Early Warning Test for Ectopic Pregnancy

Early Warning Test for Ectopic Pregnancy

What makes ectopic pregnancy the leading cause of death for pregnant women in their first trimester is the condition’s unpredictability. A growing embryo, lodged dangerously in the Fallopian tubes, occurs about once in 100 pregnancies, but most cases are not discovered until a patient seeks treatment in the emergency room. 

Now, however, Wistar researchers have discovered a set of protein biomarkers — blood-borne indicators of disease — that may provide doctors with the first blood test for ectopic pregnancy. 

David W. Speicher, Ph.D.

“The great power of biomarkers is to detect clinical disorders such as ectopic pregnancy or diseases, such as cancer, early when it is often easiest to treat the patient,” said David W. Speicher, Ph.D., who conducted the research with colleagues at Wistar and the University of Pennsylvania. “Here we can envision a useful blood test that could, as part of routine early prenatal care, save the lives of many women.”

According to Speicher, their work points to the power of proteomics — the study of the sum total of proteins that the body is making at a given time — in understanding the state of health or disease in people. Wistar has expertise in advanced proteomics, and Wistar researchers predict the discovery of new biomarkers that will expand the ability of doctors to detect and treat a variety of diseases. 
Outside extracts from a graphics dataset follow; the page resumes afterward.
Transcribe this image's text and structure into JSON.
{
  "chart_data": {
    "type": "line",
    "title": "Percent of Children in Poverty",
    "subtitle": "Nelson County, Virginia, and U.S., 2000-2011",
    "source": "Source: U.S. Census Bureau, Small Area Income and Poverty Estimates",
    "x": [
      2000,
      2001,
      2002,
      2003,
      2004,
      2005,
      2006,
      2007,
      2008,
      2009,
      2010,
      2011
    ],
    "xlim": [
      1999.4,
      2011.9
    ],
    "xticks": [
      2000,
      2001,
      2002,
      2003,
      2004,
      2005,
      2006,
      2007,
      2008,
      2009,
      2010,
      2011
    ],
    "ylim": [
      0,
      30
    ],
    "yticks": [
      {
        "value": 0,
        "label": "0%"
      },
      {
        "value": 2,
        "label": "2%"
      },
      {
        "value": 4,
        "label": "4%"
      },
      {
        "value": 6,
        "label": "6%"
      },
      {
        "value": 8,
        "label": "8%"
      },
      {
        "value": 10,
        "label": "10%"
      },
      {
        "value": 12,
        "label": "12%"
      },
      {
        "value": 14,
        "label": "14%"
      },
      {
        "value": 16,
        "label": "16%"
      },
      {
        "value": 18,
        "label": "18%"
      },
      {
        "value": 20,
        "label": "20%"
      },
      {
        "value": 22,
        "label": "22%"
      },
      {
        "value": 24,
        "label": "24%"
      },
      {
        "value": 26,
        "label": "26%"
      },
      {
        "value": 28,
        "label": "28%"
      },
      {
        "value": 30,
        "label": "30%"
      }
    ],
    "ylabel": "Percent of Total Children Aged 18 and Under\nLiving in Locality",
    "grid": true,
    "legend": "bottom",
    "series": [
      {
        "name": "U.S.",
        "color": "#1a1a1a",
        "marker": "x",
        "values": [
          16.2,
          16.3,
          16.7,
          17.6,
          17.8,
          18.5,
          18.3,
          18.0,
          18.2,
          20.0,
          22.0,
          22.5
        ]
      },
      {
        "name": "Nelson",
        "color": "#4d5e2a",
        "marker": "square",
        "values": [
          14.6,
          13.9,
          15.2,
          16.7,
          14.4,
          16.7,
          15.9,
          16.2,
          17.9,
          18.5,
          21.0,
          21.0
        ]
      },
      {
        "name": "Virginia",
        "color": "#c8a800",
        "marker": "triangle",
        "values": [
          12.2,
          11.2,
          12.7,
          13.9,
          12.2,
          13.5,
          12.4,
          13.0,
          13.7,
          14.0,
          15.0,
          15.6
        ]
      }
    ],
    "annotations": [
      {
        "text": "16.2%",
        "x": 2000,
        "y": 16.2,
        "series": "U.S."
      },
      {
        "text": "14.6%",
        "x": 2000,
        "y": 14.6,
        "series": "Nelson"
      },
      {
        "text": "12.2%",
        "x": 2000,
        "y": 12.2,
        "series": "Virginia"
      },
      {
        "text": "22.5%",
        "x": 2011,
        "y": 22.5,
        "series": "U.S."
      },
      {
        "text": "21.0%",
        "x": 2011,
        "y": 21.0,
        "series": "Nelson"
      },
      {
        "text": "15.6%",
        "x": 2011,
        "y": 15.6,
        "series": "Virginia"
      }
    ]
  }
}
Proteomics provides researchers an “unbiased” approach to the discovery of biomarkers, proteins in this case, which could be used to signal the presence of a particular clinical disorder or disease.

“Most biomarkers being used clinically today were first discovered by focused studies of proteins known to be associated with a disease, such as the prostate-specific antigen (PSA) test for prostate cancer,” Speicher explained. “Proteomics is unbiased in the sense that we are not trying to confirm the presence of a known protein, we simply compare the entire protein profile of people in a particular clinical condition or disease state to the protein profile of people in a healthy state.”

“Instead of a single biomarker, we can define a panel of such markers, creating a test that weighs the relative importance of individual proteins,” Speicher said. “It makes for more sensitive, reliable tests.”

Recently, the Speicher laboratory compared the proteomic signature of blood samples taken from known cases of ectopic pregnancy with blood samples taken from women who experienced a normal pregnancy. They discovered about 70 candidate biomarkers that could signal ectopic pregnancy, which stringent statistical analysis whittled down to the 12 most promising biomarkers. While some of the proteins had previously known associations with ectopic pregnancies, the researchers found at least two, including ADAM12, which had never been previously associated with ectopic pregnancy.

The next step is to further confirm and validate the usefulness of their panel of biomarkers using additional patient samples in order to create a practical, reliable blood test for ectopic pregnancy, Speicher says.  

“This is also a proof-of-principle demonstration of a new method for the discovery of new blood-borne markers that may serve as diagnostic blood tests to detect or predict a variety of clinical conditions and diseases, from ectopic pregnancy to cancer,” Speicher said.

Speicher is professor and co-leader of Wistar’s Molecular and Cellular Oncogenesis Program, director of The Wistar Institute Center for Systems and Computational Biology, Caspar Wistar Professor in Systems and Computational Biology and scientific director of Wistar’s Proteomics Facility.